Our study affirms the effectiveness of a posterior-only approach combined minimally invasive procedure, demonstrating satisfactory clinical outcomes. Despite facing surgery-related complications, such as screws loosening, rod breakage and PJK, the technique proves advantageous in correcting overall sagittal and coronal balance. Furthermore, it boasts benefits, including minimal muscle damage, a low risk of nerve injury, minimal bleeding, prompt post-operative recovery, and high patient satisfaction. [45] Utilization of a posterior-only minimally invasive approach as a secure and effective strategy for managing ASD, and decrease revision surgery rate. With the ongoing utilization of MIS surgery for spinal deformities, the inclusion of more patients in future prospective studies will enhance the consolidation and corroboration of the results of this study.
Limitation
There are several limitations to the study. Firstly, it lacks relatively long-term follow-up results. The majority of patients were followed up for six months to five years, lacking sufficient data for a long-term analysis. Since the pattern of early functional improvement, followed by maximal benefit, and then a slight decline, is observed in many interventions for degenerative pathologies. [46] Secondly, this study represents a case series without a comparator, either a younger group of patients undergoing MIS or patients of all ages undergoing open surgery.

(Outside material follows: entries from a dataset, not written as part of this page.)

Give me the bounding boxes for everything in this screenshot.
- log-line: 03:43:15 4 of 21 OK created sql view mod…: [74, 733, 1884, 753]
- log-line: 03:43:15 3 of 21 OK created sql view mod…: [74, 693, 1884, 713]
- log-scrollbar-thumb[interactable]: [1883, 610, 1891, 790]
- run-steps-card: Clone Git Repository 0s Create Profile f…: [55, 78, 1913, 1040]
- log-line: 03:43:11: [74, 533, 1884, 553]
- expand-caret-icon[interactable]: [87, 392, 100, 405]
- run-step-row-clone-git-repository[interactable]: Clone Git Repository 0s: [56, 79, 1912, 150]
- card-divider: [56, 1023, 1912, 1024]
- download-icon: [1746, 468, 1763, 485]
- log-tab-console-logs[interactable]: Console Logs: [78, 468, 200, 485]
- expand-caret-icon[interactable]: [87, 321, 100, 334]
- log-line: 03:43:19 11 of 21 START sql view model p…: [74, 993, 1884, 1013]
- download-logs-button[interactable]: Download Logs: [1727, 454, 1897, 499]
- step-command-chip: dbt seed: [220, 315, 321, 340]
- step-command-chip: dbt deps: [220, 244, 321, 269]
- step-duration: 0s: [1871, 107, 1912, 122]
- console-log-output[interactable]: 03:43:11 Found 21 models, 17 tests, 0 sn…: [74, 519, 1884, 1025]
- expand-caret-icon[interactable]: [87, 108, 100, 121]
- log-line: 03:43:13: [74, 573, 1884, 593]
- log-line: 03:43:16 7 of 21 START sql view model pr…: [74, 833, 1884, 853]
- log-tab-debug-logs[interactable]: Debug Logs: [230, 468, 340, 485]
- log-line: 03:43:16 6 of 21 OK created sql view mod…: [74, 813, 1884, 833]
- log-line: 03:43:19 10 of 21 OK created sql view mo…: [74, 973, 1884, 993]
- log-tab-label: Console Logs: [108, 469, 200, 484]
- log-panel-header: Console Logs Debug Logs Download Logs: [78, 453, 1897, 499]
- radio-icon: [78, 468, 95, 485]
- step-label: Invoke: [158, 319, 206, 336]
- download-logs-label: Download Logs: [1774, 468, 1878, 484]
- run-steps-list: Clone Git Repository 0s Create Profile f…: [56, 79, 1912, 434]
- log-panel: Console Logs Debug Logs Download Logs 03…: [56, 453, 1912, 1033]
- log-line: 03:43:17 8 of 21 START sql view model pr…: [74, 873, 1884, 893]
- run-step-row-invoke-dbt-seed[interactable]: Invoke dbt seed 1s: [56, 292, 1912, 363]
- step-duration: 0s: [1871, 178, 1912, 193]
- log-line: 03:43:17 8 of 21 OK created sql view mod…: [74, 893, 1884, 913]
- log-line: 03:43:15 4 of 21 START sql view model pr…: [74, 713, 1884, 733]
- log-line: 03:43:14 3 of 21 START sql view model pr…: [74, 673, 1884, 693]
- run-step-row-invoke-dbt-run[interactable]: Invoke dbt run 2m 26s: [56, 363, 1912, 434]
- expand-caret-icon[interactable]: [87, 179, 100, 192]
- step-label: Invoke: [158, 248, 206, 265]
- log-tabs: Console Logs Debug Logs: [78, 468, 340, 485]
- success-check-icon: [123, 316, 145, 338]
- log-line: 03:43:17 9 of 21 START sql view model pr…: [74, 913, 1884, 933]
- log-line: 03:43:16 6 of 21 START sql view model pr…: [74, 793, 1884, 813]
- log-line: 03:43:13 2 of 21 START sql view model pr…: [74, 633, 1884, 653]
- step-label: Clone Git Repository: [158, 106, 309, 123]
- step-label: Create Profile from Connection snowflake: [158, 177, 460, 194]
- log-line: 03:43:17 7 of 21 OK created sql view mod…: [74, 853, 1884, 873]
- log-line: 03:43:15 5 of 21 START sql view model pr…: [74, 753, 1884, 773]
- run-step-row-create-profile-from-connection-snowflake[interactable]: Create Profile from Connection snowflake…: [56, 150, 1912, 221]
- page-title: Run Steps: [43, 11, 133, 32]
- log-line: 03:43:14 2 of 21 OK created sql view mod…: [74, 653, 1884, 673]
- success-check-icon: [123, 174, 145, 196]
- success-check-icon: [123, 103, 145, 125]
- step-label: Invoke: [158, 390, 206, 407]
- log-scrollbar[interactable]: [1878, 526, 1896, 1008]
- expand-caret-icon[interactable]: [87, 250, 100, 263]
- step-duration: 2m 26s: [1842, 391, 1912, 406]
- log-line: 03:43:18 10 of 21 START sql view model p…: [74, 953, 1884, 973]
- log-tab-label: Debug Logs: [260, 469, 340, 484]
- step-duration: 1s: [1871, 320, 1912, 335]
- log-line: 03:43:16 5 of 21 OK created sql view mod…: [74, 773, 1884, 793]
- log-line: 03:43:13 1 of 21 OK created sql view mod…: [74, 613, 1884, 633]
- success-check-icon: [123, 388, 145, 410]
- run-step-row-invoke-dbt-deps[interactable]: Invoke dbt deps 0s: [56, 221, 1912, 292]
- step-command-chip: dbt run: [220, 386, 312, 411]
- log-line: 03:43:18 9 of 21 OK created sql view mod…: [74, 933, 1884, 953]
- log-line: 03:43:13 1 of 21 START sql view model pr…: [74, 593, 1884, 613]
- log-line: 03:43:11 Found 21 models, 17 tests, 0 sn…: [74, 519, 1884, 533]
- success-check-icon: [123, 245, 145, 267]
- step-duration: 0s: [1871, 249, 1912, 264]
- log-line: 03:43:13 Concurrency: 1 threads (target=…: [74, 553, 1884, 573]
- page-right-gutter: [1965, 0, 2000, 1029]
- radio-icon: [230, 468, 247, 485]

A relatively small number of patients and common biases associated with retrospective studies, such as selection and reporting biases, were also observed. Thirdly, this study categorized complications based on the classification proposed by the Klineberg et al., ISSG-AO ASD spine complications classification system, making it comparable only with other studies using this classification. Fourthly, the majority of patients are concentrated in the N/L type of coronal curve. However, for T type patients, further data are needed to ascertain the feasibility of utilizing Ponte or performing PSO procedures.